SoftBank's first Vision Fund invested $85bn since 2017, with about $15bn more earmarked for investment. The follow-up Vision Fund 2 announced in July is aiming to raise $108bn. SoftBank said it plans to commit $38bn of its own capital in the new fund. Apple, Goldman Sachs, Microsoft, Foxconn and the sovereign wealth fund of Kazakhstan are expected to invest, and seven Japanese financial institutions have signed preliminary agreements to participate.

Both Abu Dhabi’s strategic investment company Mubadala and Saudi Arabia’s sovereign Public Investment Fund invested in the first Vision Fund.

Last week, WeWork accepted $9.5bn from SoftBank Group, its largest investor, in exchange for 80 per cent stake in the company.

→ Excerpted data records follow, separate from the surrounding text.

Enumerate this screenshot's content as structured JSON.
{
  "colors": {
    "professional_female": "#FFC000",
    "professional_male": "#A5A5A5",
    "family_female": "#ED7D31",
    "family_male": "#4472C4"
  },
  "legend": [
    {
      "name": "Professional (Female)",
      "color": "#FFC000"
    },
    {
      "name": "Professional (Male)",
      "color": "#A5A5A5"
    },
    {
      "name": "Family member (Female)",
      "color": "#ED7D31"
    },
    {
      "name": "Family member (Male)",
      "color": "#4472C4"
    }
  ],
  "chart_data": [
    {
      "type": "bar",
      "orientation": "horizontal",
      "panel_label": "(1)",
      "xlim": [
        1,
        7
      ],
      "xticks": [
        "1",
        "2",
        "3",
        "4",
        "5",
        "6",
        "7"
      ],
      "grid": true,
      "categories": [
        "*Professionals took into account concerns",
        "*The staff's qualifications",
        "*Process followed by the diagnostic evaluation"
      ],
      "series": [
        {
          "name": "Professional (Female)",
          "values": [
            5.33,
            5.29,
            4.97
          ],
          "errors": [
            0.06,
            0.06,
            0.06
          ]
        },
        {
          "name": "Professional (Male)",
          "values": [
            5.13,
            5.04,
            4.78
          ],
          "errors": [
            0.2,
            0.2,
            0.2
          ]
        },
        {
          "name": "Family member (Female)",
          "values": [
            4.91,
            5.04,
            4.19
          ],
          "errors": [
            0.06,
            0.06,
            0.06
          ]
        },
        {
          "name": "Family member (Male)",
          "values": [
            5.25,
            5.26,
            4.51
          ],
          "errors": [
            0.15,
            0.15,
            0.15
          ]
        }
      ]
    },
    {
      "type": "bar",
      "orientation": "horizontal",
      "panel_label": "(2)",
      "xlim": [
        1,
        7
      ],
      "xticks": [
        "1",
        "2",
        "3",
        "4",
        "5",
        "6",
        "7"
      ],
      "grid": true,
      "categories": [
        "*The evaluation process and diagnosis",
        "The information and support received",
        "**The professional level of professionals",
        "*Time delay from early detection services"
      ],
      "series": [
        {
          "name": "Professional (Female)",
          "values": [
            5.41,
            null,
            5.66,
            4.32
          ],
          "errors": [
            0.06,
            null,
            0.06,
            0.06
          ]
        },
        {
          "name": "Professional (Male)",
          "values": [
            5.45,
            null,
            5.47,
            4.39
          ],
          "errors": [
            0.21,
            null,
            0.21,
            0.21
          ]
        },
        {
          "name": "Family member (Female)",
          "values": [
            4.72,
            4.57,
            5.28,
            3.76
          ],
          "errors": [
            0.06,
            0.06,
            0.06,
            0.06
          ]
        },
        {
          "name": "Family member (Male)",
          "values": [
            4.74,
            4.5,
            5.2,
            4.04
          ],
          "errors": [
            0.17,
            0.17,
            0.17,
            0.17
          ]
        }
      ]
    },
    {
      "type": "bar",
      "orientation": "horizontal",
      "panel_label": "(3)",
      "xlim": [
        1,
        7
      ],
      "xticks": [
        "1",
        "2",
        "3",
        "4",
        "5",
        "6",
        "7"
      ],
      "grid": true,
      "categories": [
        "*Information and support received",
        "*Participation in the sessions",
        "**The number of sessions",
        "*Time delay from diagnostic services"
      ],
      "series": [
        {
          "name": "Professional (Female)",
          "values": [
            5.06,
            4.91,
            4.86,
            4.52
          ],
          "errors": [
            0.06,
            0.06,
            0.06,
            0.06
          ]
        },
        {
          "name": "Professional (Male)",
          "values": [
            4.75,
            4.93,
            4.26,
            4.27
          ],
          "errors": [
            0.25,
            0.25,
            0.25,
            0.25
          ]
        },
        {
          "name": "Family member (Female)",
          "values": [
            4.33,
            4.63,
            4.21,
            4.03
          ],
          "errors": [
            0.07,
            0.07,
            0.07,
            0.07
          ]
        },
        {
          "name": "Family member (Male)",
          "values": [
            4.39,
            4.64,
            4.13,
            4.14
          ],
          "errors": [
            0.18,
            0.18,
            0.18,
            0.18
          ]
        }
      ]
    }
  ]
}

WeWork was valued at $47bn at its peak in January and scrapped a high-profile initial public offering attempt last month. It is now valued at less than $8bn in the bailout.

WeWork founder Adam Neumann will leave the company’s board as part of the package, to be replaced by SoftBank executive and newly-appointed executive chairman Marcelo Claure. Mr Neumann is set to walk away from the deal with as much as $1.2bn in WeWork stock, a $500 million credit line from SoftBank and a consulting fee of about $185m, Bloomberg reported.

The bailout grants WeWork's parent We Company a bit more runway as it faced running out of money as early as next month, according to Bloomberg.

WeWork "has a pretty high probability of being a zero for the equity, as well as for the debt," said billionaire investor Bill Ackman, according to the Financial Times. "As someone who has put good money after bad, I think this looks like putting good money after bad, and SoftBank should have walked away," the newspaper cited him as saying.

When asked how start-ups balance rapid expansion, and if the culture is for companies to grow too fast, Mr Misra of SoftBank said: “At the end of the day, the business has to make sense, unit economics have to make sense."

He added, "The business has to make sense in a certain town, in a certain country” and the technology and business model have to be extensively tested before a company expands geographically. The tech sector too often spread across geographies before things have been tested and been proven to work.

His comments are in stark contrast to the Vision Fund’s previous mandate that prioritised large investments to achieve rapid geographic growth over generating a profit in the short-term.